Wednesday, June 5, 2013

Drive-in movies and a successful multi-government conspiracy

Photo obtained from this site.
The first drive-in movie theater opened in New Jersey on June 6, 1933. Drive-ins were magical places for families to visit, and more than a few families started at the drive-in, too. Several of the Usual Suspects proclaim Thursday, June 6 to be Drive-In Movie Day as a result. There can't be too many left, so if you're fortunate enough to live near one, make it a point to head out there soon.

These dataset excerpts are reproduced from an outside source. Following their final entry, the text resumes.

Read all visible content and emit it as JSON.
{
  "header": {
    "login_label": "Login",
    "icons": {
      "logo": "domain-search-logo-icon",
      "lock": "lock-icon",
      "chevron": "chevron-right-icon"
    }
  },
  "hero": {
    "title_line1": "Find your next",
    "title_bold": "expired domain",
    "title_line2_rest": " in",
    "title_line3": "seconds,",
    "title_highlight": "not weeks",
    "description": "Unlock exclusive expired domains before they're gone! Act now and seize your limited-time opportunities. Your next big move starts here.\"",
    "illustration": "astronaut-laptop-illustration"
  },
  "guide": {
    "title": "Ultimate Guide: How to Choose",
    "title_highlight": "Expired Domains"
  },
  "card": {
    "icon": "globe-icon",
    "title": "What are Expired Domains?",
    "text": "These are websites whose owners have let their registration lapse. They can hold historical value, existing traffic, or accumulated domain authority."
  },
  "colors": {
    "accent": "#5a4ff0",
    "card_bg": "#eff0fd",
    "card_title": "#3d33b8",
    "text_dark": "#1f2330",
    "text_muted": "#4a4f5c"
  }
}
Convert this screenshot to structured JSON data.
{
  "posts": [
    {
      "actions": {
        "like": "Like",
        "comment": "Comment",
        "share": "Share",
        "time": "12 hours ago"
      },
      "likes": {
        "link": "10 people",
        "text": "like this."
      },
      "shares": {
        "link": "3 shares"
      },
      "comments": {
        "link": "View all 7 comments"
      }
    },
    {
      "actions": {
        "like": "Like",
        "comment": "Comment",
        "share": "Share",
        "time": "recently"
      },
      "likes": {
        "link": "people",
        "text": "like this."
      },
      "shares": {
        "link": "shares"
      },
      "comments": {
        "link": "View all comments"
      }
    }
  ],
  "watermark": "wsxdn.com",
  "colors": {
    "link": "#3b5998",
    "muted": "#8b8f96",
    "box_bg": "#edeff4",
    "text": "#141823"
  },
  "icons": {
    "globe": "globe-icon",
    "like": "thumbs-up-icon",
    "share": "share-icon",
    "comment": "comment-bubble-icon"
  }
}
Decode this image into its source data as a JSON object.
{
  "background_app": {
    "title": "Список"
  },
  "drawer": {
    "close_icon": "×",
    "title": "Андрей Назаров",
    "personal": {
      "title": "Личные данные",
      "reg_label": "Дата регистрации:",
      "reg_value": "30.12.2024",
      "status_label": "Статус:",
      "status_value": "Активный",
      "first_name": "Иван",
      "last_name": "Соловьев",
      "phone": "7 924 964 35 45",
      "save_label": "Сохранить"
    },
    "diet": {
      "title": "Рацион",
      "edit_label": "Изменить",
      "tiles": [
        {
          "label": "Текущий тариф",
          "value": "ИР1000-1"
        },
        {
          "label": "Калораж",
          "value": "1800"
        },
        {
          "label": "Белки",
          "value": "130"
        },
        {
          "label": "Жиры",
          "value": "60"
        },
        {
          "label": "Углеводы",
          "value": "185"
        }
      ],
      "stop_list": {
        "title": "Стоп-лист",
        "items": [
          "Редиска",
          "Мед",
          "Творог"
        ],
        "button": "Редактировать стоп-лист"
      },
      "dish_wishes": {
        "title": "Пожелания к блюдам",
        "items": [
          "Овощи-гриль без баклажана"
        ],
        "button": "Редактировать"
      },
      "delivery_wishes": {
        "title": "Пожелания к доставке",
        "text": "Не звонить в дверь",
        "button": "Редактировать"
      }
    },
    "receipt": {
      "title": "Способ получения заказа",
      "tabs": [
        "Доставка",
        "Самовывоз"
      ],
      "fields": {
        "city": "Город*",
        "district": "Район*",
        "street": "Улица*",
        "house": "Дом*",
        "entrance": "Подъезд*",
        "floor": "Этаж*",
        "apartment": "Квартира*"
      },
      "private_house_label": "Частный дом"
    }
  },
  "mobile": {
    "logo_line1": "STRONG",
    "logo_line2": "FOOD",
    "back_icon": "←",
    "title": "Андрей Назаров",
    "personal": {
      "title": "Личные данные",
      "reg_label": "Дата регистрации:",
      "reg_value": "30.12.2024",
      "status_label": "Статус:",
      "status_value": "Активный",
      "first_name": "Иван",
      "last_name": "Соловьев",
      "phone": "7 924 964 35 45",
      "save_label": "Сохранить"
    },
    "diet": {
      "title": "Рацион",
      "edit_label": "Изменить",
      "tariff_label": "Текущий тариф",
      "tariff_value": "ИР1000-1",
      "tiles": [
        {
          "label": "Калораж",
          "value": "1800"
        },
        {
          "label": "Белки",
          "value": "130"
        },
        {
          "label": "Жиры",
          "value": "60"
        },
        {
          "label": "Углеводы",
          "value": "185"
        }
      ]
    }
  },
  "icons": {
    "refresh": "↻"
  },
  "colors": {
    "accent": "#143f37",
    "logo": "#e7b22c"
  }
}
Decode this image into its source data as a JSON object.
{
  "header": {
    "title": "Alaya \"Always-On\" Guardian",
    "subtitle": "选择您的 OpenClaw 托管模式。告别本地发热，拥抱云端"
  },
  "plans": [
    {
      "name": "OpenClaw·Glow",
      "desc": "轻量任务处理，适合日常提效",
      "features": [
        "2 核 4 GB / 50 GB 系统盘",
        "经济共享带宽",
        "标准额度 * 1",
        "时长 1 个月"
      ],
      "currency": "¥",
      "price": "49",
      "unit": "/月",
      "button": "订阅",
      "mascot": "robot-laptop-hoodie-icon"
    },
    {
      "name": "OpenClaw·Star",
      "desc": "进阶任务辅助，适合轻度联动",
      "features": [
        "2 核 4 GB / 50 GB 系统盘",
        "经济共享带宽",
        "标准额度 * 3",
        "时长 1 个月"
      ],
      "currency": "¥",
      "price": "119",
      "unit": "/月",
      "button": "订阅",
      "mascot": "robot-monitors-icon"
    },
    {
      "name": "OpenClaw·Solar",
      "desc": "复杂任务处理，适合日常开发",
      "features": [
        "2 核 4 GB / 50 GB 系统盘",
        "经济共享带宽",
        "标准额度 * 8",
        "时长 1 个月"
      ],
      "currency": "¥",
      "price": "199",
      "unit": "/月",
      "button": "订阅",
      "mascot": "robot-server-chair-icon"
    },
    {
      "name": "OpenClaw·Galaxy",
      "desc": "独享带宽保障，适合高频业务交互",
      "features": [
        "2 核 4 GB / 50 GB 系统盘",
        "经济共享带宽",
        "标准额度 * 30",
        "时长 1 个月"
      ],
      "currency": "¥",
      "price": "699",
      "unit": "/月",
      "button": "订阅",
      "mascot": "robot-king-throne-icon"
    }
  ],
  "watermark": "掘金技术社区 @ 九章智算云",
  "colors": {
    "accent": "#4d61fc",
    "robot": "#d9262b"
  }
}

And for the conspiracy theorists in the audience, hold on to your aluminum foil beanies because Thursday is the anniversary of a day on which a deep, dark, multinational conspiracy was revealed to an unsuspecting world: On June 6, 1944, the Allies began the liberation of Europe. D-Day was the best and best-kept government secret ever, at least the best one ever kept for good reasons. False intelligence and spy reports convinced the Nazis that the real invasion would come at the Pas-de-Calais; until it was too late, the German High Command thought the Normandy landings were a diversion, a feint, designed to draw attention from the main invasion at Calais.

For those who remember rock'n'roll radio in its Midwestern heyday, June 6 is the birthday of the 'charming and delightful' Larry Lujack (born June 6, 1940). For everyone else, June 6 is also Yo-Yo Day.